Eugenia at first starts to kneel but changes her mind, visibly uncomfortable with the idea. Her proud and beautiful figure looks a little ridiculous in the aborted attempt. She is a woman thoroughly associated here with the modern age.

Meanwhile, Andrei’s lack of interest in the Francesca painting (he never bothers to go inside and look at it) sounds the central note of his character, one already flagged by the title: He cannot enjoy or engage with his surroundings, remaining tied to an unyielding yearning for the past and for home. His condition is one of profound alienation, which the actor Yanoksvky plays with a fine combination of superiority and helplessness.

NOSTALGHIA

‘Nostalghia’

The final scene in the church shows Eugenia staring into the portrait of the Madonna of Childbirth as if in a mirror (mirrors and paintings both being evocative objects across Tarkovsky’s body of work), but also as if at an impossible distance, some perfect outer limit defined by art and, simultaneously, the motherhood the character will never know.

From here the film cuts to a close up, in black and white, of Andrei’s face, a striking shot and our first real image of him. As Andrei turns his head we see too the odd streak of grey in his hair (reminiscent of that in the similarly melancholic protagonist of Solaris, or the pattern in the title character from Stalker). A feather, almost the same shape and color of this streak, floats by and down to the ground. We see Andrei looking over to a dacha in the distance (the family home, which will return in later scenes), a just barely perceptible white figure with what appear to be wings crosses before it.

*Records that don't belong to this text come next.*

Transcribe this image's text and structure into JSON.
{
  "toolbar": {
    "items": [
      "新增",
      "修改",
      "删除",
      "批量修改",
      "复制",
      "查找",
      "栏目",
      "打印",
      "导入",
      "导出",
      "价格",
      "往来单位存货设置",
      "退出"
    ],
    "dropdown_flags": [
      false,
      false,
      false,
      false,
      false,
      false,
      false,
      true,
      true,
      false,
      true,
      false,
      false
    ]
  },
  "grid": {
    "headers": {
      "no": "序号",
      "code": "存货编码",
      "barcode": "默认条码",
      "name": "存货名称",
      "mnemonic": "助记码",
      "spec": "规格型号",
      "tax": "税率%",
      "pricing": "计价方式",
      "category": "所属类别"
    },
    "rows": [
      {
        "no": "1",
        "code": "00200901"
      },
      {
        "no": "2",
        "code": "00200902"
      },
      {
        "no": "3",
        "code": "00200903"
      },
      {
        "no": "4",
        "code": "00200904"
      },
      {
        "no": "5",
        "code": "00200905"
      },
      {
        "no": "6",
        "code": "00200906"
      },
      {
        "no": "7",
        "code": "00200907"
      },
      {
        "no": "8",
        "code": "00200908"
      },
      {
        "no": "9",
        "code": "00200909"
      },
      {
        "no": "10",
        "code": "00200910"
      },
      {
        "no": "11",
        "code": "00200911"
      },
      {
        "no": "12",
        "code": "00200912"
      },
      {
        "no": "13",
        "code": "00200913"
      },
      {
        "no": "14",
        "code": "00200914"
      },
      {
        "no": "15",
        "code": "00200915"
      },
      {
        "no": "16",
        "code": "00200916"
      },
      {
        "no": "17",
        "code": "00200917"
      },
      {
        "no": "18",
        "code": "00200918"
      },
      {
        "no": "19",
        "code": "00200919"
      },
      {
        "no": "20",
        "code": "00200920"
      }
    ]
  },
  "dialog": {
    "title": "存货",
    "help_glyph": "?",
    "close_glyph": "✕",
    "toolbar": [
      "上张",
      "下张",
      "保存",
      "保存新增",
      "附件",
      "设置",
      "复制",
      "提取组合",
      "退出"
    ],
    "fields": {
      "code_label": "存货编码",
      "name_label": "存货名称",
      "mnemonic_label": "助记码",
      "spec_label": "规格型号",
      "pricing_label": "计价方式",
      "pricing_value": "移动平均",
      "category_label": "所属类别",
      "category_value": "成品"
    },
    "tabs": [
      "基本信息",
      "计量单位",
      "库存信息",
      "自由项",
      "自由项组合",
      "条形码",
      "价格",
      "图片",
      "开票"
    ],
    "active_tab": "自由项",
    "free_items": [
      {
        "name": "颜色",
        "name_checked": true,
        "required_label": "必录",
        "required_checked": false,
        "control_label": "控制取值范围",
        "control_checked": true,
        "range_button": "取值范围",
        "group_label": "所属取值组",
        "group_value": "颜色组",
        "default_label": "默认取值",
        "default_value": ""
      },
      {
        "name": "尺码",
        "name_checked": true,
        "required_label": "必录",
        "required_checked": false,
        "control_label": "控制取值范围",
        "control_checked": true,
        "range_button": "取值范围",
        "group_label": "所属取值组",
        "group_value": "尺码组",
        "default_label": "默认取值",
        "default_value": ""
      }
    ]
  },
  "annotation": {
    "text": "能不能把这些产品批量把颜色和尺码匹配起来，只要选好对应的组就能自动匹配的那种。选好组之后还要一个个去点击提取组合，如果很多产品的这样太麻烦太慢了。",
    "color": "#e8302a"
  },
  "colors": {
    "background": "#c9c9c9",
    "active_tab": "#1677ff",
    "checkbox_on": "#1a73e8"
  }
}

Through a startling set of images like these in its opening sequences, the film develops its frankly religious and philosophical themes. Cinematographer Giuseppe Lanci (rightly famed for his work with director Marco Bellocchio) paints a superb double world throughout, in light and motion that draw forth often simultaneously the psychical and physical realities of the main character.

NOSTALGHIA

‘Nostalghia’

The Russian concept of “nostalgia,” as Tarkovsky himself stressed, is a distinctive blend of feelings of love and loss, a melancholic association with that from which one is separated. References by Andrei to the untranslatable nature of poetry (significantly, Tarkovsky references here his own poet-father, Arseny Tarkovsky) and the corresponding need to eliminate all borders between countries mark out a kind of despair and idealism at once. Such feelings resonate as a crisis of faith, with overtly social overtones, as Andrei’s alienation—as well as the inspiration awakened in him by Domenico—takes place against a materialistic civilization dangerously divorced from nature by a narrow, instrumental rationalism.

If Nostalghia’s focus on redemption and spiritual transcendence tends to cast the artist in the lofty part of seer and even savior, Tarkovsky’s genius gives us grounds for at least entertaining the idea. Ultimately, human beings will no doubt deliver themselves or be lost, but the role of the artist as a guide and spur to consciousness and conscience is no luxury but a necessity, and even a prerequisite of art. As Tarkovsky put it in Donatella Baglivo’s 1984 documentary portrait, A Poet in Cinema, “The artist exists because the world is not perfect.” In this crisis-ridden age, there remain few filmmakers who redeem the art of cinema as a moral force with the persistent invention and resolute vision of Andrei Tarkovsky.